Not the Montgomery Ward, but the shared services catalog

The Treasury Department isn't quite getting ready for the Christmas buying season, but it is preparing for the shared services buying season. Treasury will rele...

The Treasury Department isn’t quite getting ready for the Christmas buying season, but it is preparing for the shared services buying season.

Treasury will release a catalog of shared services early in 2015.

Beth Angerman, the director of Treasury’s Office of Financial Innovation and Transformation (OFIT), said the goal is to list all the services offered under the financial management initiative, the price range and what’s in and out of scope under the financial management shared services program.

“We are opening the kimono a little,” Angerman said at Thursday at the National Academy of Public Administration’s fall conference in Arlington, Virginia. “We will document the annual agreements. It’s a step in the direction for us being transparent, and it’s an opportunity for industry to come in and say ‘You’re doing this for too much money and we think we can do more efficiently and effectively.'”

Industry hasn’t been overly excited about the Obama administration’s shared services program as it’s focused on agencies moving only to federal shared services providers. The Office of Management and Budget named four shared services providers in May.

Angerman has said over and over again that industry has the opportunity to participate in this initiative through support roles, and by bringing innovation to the market.

The catalog is one approach to get industry more involved in the initiative.

“If we have to revisit supply of shared service providers based on demand, we gave ourselves the freedom of being able to do that,” Angerman said. “We had a lessons learned party recently where we brought all customers and shared service providers in and spent the day learning from each other. One of things they said that works well is they get to work with another federal agency that truly understands the workings of the government and that is leading to the success of the implementation efforts.”

The catalog is one of several steps Treasury and OMB are taking to usher this initiative toward more solid ground.

Treasury released two separate guidances in September. The first document addressed the rules for the financial management shared services marketplace in an effort to guide the implementation of OMB and Treasury’s long-term vision. The second document focuses on the federal shared service provider and customer agency relationship during the operations and maintenance (O&M) phase of the systems development life cycle.

Angerman said Treasury is working on additional guidance to help agencies based on the lessons a handful of large agencies which are early in the migration effort.

She said the guidance will be more in the weeds trying explain where the challenges are, such as how important it is to have a project management office in place from the beginning. The PMO also must include an independent verification and validation (IV&V) function and data migration support.

Those lessons aren’t just ethereal. Agencies such as the Homeland Security Department and the Department of Housing and Urban Development are hitting potholes no matter how careful they think they are driving this shared service car.

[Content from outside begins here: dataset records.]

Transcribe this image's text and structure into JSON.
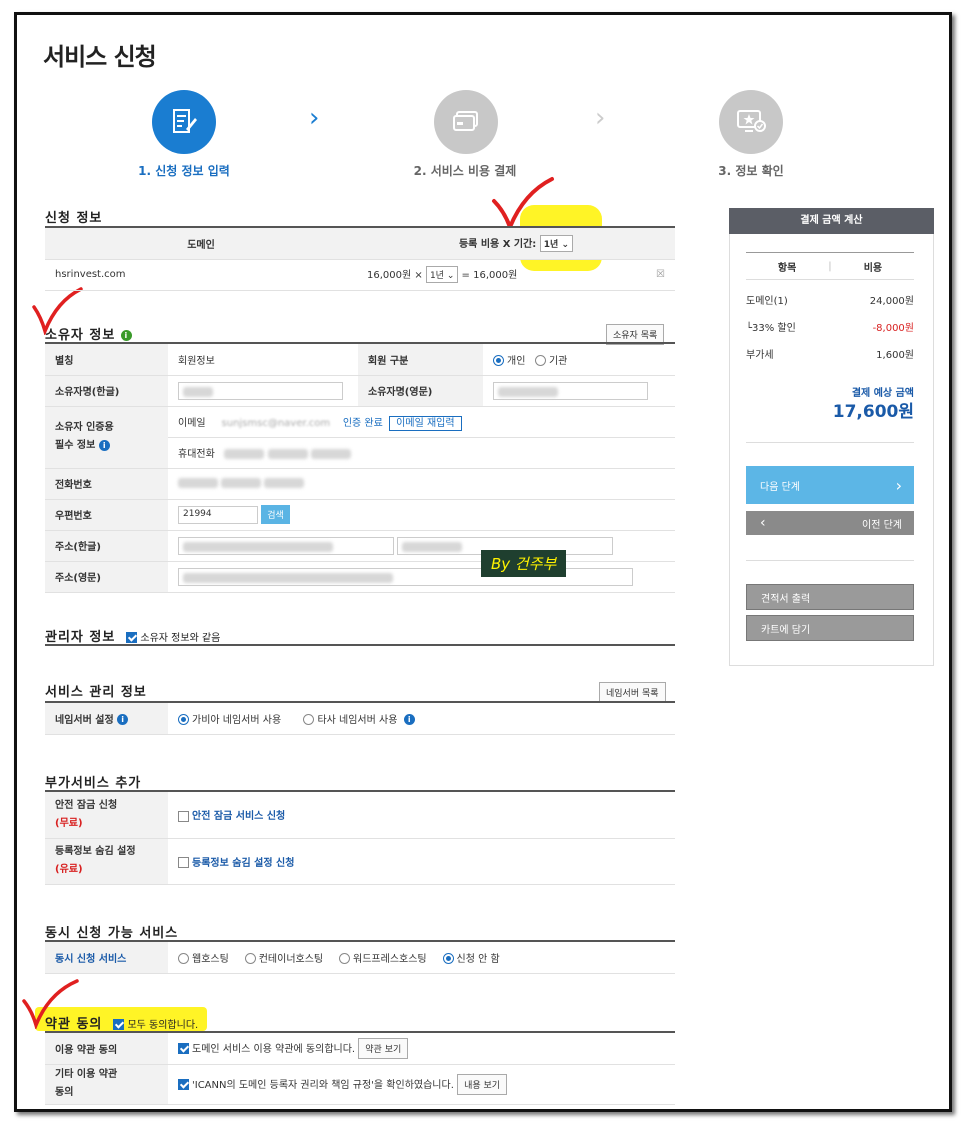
{
  "page_title": "서비스 신청",
  "steps": [
    {
      "label": "1. 신청 정보 입력",
      "state": "active",
      "icon": "form-edit-icon"
    },
    {
      "label": "2. 서비스 비용 결제",
      "state": "inactive",
      "icon": "payment-card-icon"
    },
    {
      "label": "3. 정보 확인",
      "state": "inactive",
      "icon": "monitor-check-icon"
    }
  ],
  "application": {
    "title": "신청 정보",
    "col_domain": "도메인",
    "col_fee": "등록 비용 X 기간:",
    "period_select": "1년",
    "domain": "hsrinvest.com",
    "fee_unit": "16,000원 ×",
    "fee_period": "1년",
    "fee_total": "= 16,000원",
    "remove_icon": "☒"
  },
  "owner": {
    "title": "소유자 정보",
    "list_button": "소유자 목록",
    "alias_label": "별칭",
    "alias_value": "회원정보",
    "member_type_label": "회원 구분",
    "member_type_options": [
      "개인",
      "기관"
    ],
    "member_type_selected": "개인",
    "name_ko_label": "소유자명(한글)",
    "name_en_label": "소유자명(영문)",
    "auth_label_1": "소유자 인증용",
    "auth_label_2": "필수 정보",
    "email_label": "이메일",
    "email_value": "sunjsmsc@naver.com",
    "auth_done": "인증 완료",
    "email_reenter_button": "이메일 재입력",
    "mobile_label": "휴대전화",
    "phone_label": "전화번호",
    "zip_label": "우편번호",
    "zip_value": "21994",
    "zip_search_button": "검색",
    "addr_ko_label": "주소(한글)",
    "addr_en_label": "주소(영문)"
  },
  "watermark": "By 건주부",
  "admin": {
    "title": "관리자 정보",
    "same_as_owner": "소유자 정보와 같음"
  },
  "service": {
    "title": "서비스 관리 정보",
    "ns_list_button": "네임서버 목록",
    "ns_label": "네임서버 설정",
    "ns_option_1": "가비아 네임서버 사용",
    "ns_option_2": "타사 네임서버 사용"
  },
  "addons": {
    "title": "부가서비스 추가",
    "lock_label": "안전 잠금 신청",
    "lock_price": "(무료)",
    "lock_option": "안전 잠금 서비스 신청",
    "hide_label": "등록정보 숨김 설정",
    "hide_price": "(유료)",
    "hide_option": "등록정보 숨김 설정 신청"
  },
  "bundle": {
    "title": "동시 신청 가능 서비스",
    "label": "동시 신청 서비스",
    "options": [
      "웹호스팅",
      "컨테이너호스팅",
      "워드프레스호스팅",
      "신청 안 함"
    ],
    "selected": "신청 안 함"
  },
  "terms": {
    "title": "약관 동의",
    "agree_all": "모두 동의합니다.",
    "row1_label": "이용 약관 동의",
    "row1_text": "도메인 서비스 이용 약관에 동의합니다.",
    "row1_button": "약관 보기",
    "row2_label_1": "기타 이용 약관",
    "row2_label_2": "동의",
    "row2_text": "'ICANN의 도메인 등록자 권리와 책임 규정'을 확인하였습니다.",
    "row2_button": "내용 보기"
  },
  "sidebar": {
    "title": "결제 금액 계산",
    "col_item": "항목",
    "col_cost": "비용",
    "rows": [
      {
        "item": "도메인(1)",
        "cost": "24,000원"
      },
      {
        "item": "└33% 할인",
        "cost": "-8,000원"
      },
      {
        "item": "부가세",
        "cost": "1,600원"
      }
    ],
    "total_label": "결제 예상 금액",
    "total_value": "17,600원",
    "next_button": "다음 단계",
    "prev_button": "이전 단계",
    "quote_button": "견적서 출력",
    "cart_button": "카트에 담기"
  },
  "colors": {
    "accent": "#1a7dd1",
    "highlight": "#fff200",
    "check_mark": "#e02020"
  }
}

Chip Fulghum, the DHS chief financial officer, said the biggest risk is data migration.

“When you sit down with the shared service provider, you get can’t beyond two minutes without them saying, you have to have your data ready to go,” he said. “We are focusing on it early, and already in the learned lessons, we know that’s not soon enough.”

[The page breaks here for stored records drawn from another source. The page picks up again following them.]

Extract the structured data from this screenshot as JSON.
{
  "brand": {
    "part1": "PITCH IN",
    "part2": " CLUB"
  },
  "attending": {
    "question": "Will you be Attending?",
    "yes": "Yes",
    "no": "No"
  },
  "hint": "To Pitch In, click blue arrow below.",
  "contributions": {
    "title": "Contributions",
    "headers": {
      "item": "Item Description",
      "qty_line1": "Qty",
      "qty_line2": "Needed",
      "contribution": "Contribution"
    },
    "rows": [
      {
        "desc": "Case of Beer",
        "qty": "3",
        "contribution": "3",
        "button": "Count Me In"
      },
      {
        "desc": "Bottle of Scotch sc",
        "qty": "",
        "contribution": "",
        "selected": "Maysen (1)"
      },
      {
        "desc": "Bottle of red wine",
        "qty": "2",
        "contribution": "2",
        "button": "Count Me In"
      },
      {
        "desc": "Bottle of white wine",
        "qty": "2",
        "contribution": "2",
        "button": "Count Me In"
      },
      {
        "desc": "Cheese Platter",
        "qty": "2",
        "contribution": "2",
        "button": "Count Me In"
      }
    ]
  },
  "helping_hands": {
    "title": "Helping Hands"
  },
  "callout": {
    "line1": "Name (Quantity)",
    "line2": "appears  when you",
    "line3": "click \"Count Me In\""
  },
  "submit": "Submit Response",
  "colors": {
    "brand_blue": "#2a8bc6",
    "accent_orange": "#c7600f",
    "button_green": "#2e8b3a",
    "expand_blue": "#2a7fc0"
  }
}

Fulghum said one of the biggest complexities is how does the SSP deal with DHS’ integrated procurement system. He said the acquisition community is not as far along as the financial management systems community.

“We’ve pushed Treasury on the fact that it further hinders our ability to pick a shared service provider because FM integration with procurement services isn’t happening yet,” he said. “We need to push other lines of businesses down the shared services provider path.”

Brad Huther, HUD’s chief information officer, his agency doesn’t have enough skilled workers to take address data migration and project planning challenges.

“In part of our review last week, we didn’t have data conversation in the project plan addressed adequately,” Huther said. “This creates an opportunity for us to migrate away from our weak financial analytical capabilities inherent in our current system, and it creates opportunities for us to transition our employees to the next generation of financial advisory services, which defines what we are trying to get out of this.”

Despite the long-standing challenges and slow moving initiative, OMB already is looking at expanding the SSP to other functions, including acquisition.

“My goal in the next six months is to bring all the initiatives together, where it makes sense and then we’ll need to step back and ask what is the best organized construct going forward, and do we have the funding mechanism to actually create a shared service where you have buyers and sellers, where sellers are retaining funds,” said Dave Mader, OMB controller. “Another thing we will take on in next couple of months will be what the optimize design will look like for shared services.”

Mader said success in shared services will come mainly because of leadership. He said the technology and business process reengineering aspects are extremely important, but having senior executives lead the culture change on a consistent and long-term basis is the only way to achieve real transformation.